In the exhibition “Archiving of Loss and Longing”, Emma Willemse succeeds in using utilitarian parquet blocks to create a range of items that points to the desired yet fruitless attempt to record waves of ongoing human displacement. The exhibition seems to begin with the loss of home in her own life, but it also washes outwards, hinting at connections with South African histories of forced removals and, even further beyond, to contemporary  global pressures of migrancy and displaced people. The fragments and fractures which characterise the exhibition are solemn. Some of the images make me think that she is speculating about the human loss of ‘the world’ as home. And yet, inspirationally, she also makes a creative attempt to reimagine the effects of the loss of home, knowing that her efforts are limited.

The most daunting of the art works is the disintegrating boat, an odd canoe suspended above the book objects arranged on the central table.

This boat, so full of holes, captures the essence of loss and longing.
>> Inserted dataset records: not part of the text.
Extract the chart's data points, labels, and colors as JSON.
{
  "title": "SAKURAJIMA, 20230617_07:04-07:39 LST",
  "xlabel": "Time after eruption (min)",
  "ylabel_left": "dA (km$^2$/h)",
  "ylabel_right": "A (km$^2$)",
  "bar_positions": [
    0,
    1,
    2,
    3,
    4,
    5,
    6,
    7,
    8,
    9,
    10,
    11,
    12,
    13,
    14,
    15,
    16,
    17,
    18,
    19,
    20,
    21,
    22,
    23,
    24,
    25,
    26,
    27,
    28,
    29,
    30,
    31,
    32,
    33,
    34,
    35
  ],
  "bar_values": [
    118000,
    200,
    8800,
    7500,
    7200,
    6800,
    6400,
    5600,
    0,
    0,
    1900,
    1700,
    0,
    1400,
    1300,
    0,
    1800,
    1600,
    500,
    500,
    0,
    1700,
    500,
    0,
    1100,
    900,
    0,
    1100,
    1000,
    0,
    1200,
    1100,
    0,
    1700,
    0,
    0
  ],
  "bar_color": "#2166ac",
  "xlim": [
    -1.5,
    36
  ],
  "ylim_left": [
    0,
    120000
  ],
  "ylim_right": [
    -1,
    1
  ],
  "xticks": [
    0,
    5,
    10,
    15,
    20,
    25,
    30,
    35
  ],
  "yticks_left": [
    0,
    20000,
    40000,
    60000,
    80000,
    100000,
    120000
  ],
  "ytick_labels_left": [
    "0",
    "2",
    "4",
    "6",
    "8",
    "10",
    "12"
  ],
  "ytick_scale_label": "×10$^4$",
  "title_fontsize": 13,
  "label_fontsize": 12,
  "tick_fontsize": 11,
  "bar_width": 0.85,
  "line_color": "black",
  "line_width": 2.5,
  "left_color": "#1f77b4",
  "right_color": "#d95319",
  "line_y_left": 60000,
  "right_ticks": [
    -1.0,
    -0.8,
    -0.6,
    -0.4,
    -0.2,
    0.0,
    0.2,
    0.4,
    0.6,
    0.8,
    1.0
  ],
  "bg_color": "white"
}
Bare and broken, it is clear that the skeleton of the boat has suffered tremendously. The torn, tattered cloth looks thin, wrecked. I look up at the boat, and think of the small, vulnerable handful of people such a small, handmade craft could ever be expected to carry. I think of the human body on water, with so little between it, and drowning. I look at the ragged gauze stretched across the bones of the boat’s structure, and the strips hanging down. I think of skin, of a person who has sustained wounds. This boat, so broken, seems to lose its coherent identity, its sense of what it is, and to become something else. This boat is clearly not able to float on water. My heart sinks, as I think of the boat. Human hardships take their toll. Someone’s home is gone. Perhaps that person is gone, too. My ideas waver, moving to and fro. If this boat represents a vessel of movement, this boat as it physically is, is an object incapable of taking us anywhere. And yet it has carried my thoughts. Is carrying them still.